The first time I questioned those instincts was during a game against the Kinston Indians and Manny Ramirez in 1992. It was my first full minor league season with the Winston-Salem Spirits of the famed Carolina League. I was in centerfield and Manny hit a line drive into the gap in right-center. No problem, I thought. I’ll run at an angle and cut the ball off near the warning track. Even if can’t quite get there to catch it, maybe I can hold him to a double.

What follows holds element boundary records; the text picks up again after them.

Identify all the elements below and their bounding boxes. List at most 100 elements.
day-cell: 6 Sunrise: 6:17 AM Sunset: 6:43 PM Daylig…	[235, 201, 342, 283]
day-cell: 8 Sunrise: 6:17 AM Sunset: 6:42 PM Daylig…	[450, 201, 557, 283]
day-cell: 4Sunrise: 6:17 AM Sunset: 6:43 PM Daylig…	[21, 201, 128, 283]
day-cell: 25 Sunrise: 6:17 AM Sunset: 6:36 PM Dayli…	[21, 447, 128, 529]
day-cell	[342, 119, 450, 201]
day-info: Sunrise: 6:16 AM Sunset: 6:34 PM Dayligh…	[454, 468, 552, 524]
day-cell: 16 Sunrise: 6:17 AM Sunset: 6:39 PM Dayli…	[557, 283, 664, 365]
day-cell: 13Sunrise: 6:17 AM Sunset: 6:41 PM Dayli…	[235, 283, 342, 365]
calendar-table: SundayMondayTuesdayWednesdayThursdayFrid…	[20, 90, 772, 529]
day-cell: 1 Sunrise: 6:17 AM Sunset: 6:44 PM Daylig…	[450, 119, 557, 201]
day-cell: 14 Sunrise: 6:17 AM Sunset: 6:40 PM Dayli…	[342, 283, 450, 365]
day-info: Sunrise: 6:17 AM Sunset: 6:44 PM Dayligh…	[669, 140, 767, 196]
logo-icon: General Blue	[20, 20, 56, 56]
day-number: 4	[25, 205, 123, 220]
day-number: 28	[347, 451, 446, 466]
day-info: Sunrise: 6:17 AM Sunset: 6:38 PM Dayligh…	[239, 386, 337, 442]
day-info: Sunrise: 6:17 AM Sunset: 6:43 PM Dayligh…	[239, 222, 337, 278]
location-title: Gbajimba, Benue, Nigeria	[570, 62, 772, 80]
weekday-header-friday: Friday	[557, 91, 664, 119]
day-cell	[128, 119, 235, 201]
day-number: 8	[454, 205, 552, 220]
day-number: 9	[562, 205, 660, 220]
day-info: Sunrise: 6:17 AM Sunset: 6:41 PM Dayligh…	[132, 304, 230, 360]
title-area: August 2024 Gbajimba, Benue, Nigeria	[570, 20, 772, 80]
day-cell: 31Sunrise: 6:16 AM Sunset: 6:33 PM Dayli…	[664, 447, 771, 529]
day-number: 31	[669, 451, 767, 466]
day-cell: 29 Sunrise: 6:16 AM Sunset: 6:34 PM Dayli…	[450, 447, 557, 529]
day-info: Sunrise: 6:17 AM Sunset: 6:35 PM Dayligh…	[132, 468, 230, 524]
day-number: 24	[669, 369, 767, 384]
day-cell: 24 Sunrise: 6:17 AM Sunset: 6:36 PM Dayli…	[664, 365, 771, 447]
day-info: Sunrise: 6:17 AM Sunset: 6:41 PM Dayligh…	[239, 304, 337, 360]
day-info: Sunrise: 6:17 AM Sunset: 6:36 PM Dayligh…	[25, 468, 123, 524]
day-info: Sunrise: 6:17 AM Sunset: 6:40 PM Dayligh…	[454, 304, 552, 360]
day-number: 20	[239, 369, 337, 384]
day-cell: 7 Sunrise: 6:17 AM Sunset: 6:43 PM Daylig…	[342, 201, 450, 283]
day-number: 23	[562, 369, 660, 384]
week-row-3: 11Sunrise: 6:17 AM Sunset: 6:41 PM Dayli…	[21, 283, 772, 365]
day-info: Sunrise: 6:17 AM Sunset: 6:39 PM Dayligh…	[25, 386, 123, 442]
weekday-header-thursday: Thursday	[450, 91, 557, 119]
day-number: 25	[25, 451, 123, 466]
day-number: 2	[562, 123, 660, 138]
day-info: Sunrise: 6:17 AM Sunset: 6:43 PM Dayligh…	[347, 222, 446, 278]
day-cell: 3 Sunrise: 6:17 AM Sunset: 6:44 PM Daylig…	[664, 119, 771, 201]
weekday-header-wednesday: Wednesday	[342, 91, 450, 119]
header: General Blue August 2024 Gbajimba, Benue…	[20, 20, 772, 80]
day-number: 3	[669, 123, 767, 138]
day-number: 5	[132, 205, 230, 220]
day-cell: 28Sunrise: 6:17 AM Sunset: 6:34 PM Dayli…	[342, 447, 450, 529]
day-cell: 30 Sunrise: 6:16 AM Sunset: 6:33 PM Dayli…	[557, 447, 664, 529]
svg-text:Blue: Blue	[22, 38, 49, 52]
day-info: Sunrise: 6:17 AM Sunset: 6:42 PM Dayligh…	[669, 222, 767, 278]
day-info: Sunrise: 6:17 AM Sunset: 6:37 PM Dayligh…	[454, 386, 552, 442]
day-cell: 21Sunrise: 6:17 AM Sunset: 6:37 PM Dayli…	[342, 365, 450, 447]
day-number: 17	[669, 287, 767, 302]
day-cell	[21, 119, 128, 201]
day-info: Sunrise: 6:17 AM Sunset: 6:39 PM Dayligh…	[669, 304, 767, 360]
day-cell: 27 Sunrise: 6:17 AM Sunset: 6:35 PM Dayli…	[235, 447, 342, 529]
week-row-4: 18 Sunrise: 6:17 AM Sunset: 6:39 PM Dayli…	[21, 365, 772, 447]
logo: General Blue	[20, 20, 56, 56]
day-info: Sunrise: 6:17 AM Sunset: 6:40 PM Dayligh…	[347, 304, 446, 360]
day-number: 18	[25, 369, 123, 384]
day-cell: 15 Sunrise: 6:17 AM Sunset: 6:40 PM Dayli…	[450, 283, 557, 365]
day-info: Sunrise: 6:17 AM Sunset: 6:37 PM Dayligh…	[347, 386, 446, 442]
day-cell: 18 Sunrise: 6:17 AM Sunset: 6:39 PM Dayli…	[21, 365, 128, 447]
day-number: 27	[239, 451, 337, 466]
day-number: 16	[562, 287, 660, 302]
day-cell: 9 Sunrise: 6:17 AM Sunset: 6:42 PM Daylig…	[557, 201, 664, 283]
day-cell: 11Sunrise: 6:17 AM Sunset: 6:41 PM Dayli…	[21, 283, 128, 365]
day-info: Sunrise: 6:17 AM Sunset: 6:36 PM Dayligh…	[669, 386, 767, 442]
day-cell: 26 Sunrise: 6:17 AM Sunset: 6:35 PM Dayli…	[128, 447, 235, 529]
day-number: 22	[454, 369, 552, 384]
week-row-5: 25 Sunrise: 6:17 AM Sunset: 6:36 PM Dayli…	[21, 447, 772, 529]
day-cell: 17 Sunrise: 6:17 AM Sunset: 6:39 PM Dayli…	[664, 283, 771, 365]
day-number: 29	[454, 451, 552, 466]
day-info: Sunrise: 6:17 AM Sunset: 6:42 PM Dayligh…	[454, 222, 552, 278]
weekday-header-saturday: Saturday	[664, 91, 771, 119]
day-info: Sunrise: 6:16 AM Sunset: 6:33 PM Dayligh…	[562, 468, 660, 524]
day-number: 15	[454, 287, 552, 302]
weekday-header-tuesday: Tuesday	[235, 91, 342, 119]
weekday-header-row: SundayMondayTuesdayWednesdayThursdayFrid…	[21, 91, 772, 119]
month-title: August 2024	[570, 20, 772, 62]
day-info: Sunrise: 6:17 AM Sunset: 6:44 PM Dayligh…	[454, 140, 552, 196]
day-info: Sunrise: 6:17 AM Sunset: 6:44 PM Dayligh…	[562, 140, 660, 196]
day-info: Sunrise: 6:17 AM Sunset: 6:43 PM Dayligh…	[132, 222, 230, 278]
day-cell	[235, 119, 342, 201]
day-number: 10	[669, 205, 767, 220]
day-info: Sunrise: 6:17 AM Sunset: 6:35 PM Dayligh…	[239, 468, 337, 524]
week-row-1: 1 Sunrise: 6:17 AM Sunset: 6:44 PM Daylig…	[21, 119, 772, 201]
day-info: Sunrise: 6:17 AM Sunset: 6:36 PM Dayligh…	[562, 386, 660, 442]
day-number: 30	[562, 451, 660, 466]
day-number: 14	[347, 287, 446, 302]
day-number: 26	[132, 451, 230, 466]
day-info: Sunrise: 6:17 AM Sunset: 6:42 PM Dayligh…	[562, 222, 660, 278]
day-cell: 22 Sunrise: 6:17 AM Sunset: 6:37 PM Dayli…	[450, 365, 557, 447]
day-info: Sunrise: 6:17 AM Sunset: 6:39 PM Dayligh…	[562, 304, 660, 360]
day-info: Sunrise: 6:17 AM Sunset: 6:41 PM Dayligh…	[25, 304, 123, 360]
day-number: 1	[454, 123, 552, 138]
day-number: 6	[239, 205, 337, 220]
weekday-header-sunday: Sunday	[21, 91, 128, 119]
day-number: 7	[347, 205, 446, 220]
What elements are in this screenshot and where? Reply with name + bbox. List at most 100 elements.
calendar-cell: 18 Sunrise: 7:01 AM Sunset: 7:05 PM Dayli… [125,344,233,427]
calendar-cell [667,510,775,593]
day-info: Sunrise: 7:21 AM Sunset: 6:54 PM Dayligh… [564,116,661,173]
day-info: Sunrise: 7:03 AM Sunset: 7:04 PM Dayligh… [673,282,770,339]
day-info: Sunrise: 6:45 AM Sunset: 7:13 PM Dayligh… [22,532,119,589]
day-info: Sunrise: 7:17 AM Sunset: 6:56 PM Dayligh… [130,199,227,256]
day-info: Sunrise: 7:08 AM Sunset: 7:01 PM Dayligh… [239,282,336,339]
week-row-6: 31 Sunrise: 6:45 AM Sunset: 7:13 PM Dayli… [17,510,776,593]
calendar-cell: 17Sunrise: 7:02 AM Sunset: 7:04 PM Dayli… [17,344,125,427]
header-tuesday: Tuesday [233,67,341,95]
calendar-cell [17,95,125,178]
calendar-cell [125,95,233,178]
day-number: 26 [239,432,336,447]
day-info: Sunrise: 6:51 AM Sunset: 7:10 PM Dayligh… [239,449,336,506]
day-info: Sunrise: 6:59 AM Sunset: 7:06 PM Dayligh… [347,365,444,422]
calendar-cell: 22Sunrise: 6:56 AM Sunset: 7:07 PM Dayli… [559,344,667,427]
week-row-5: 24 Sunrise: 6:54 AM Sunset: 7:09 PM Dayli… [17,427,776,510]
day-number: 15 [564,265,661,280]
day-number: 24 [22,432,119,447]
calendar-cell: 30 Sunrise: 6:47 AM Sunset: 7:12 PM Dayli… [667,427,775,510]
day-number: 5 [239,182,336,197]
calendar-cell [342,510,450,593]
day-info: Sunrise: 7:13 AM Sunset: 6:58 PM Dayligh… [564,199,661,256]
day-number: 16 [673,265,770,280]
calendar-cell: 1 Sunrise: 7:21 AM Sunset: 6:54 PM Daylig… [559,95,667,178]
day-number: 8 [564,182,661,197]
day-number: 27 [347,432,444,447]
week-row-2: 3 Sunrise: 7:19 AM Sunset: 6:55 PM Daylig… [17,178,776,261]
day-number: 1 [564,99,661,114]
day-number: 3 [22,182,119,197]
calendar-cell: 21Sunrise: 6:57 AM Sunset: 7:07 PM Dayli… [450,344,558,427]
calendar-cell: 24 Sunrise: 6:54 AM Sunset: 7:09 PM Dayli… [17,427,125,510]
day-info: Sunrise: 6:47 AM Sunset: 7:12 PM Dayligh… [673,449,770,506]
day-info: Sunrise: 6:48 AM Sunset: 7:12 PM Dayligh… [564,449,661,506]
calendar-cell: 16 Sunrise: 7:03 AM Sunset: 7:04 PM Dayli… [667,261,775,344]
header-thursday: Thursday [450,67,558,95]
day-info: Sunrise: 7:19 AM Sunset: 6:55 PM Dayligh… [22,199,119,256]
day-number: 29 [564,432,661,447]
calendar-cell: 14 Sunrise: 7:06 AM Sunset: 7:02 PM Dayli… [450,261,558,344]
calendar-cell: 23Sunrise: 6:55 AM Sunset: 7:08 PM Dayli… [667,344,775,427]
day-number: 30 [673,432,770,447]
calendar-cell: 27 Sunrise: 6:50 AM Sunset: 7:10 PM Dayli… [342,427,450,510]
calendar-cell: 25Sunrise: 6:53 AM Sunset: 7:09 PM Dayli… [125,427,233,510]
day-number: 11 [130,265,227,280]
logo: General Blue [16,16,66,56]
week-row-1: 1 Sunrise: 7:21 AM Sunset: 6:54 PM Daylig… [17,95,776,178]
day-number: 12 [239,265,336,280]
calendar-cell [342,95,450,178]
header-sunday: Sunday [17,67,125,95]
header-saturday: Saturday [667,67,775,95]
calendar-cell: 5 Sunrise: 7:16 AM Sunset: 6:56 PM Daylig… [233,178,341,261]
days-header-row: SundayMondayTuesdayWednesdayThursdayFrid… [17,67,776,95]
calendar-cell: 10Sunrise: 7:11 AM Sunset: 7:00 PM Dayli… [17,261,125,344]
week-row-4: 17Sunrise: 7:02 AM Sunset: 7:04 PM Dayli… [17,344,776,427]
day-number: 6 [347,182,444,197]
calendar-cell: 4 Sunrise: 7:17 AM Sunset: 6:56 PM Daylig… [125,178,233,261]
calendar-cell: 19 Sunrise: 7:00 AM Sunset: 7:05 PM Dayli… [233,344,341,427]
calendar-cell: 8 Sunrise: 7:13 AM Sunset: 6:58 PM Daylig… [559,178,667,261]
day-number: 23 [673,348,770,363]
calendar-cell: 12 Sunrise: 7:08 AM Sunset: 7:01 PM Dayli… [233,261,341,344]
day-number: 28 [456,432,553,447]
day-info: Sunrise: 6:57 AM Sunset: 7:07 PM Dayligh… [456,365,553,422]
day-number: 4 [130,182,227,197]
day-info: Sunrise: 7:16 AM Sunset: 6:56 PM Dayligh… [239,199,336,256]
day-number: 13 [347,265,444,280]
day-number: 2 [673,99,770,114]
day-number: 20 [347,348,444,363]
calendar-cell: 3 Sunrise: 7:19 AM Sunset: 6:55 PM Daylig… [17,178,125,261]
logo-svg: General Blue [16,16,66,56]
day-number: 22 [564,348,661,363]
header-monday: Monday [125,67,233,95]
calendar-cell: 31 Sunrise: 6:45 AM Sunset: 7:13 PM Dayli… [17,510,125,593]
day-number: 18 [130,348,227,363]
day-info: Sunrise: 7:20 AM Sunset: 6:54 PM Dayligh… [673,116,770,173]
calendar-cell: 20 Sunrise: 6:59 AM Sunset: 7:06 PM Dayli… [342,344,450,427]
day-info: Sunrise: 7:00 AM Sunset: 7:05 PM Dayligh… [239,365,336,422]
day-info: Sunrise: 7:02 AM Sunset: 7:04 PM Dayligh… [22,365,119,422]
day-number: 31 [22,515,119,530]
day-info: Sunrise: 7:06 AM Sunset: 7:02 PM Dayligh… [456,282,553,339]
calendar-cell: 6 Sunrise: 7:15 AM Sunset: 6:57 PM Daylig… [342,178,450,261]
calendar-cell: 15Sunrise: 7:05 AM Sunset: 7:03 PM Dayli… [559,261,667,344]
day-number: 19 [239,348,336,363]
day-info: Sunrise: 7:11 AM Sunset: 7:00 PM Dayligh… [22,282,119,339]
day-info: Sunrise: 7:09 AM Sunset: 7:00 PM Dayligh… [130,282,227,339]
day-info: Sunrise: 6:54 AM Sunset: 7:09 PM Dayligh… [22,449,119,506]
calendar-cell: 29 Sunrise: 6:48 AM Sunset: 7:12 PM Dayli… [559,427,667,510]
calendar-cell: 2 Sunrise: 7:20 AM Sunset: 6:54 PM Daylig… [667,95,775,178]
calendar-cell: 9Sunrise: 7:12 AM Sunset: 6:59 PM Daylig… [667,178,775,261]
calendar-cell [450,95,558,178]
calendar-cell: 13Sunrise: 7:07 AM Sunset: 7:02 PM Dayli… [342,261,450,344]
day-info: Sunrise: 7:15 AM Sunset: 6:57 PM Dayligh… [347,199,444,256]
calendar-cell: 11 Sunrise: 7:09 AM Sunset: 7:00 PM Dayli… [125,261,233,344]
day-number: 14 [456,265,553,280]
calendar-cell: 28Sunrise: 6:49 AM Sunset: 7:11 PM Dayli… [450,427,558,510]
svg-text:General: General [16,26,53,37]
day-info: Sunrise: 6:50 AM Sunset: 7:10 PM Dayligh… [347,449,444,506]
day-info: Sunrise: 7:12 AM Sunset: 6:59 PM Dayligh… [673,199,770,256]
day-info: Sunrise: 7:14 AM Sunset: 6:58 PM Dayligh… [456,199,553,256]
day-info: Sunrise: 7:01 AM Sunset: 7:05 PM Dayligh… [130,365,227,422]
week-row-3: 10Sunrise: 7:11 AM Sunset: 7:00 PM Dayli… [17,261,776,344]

Well, the ball hit part-way up the light tower, well over the fence for a home run. I could not believe my eyes. Up until that moment, I’d never seen anyone who could hit a home run to the opposite field, let alone a missile like that. It was stunning. As far as I knew, this was pure hitting ability. Ability that none of my college opponents had possessed.
Fast forward to my major league career, by which time I was a science student of the game. Ballistics, anticipation, planning — all were part of it.
Then I saw Mark McGwire and I had to adjust my eyes once again.
As before, I chalked it up at first to the evolution of baseball, even as I wondered about its legitimacy. But enhanced or not, it was happening, and I still had to figure out a way to compete. My sixth sense had tapped me on the shoulder and said, “This is not right.” But that was not evidence in a court of law. It is sort of like finding out a co-worker might be doing something shady, yet knowing that you still have to do your job. And, in the outfield, I had to do mine.
Glanville's piece is from the opinion section of the New York Times. Everyone should read it and reflect on it. The steroid era is, I hope, over. The players, the statistics, and the game itself are all tainted.
Throw out the numbers. Roger Maris, you're still the single season home run king.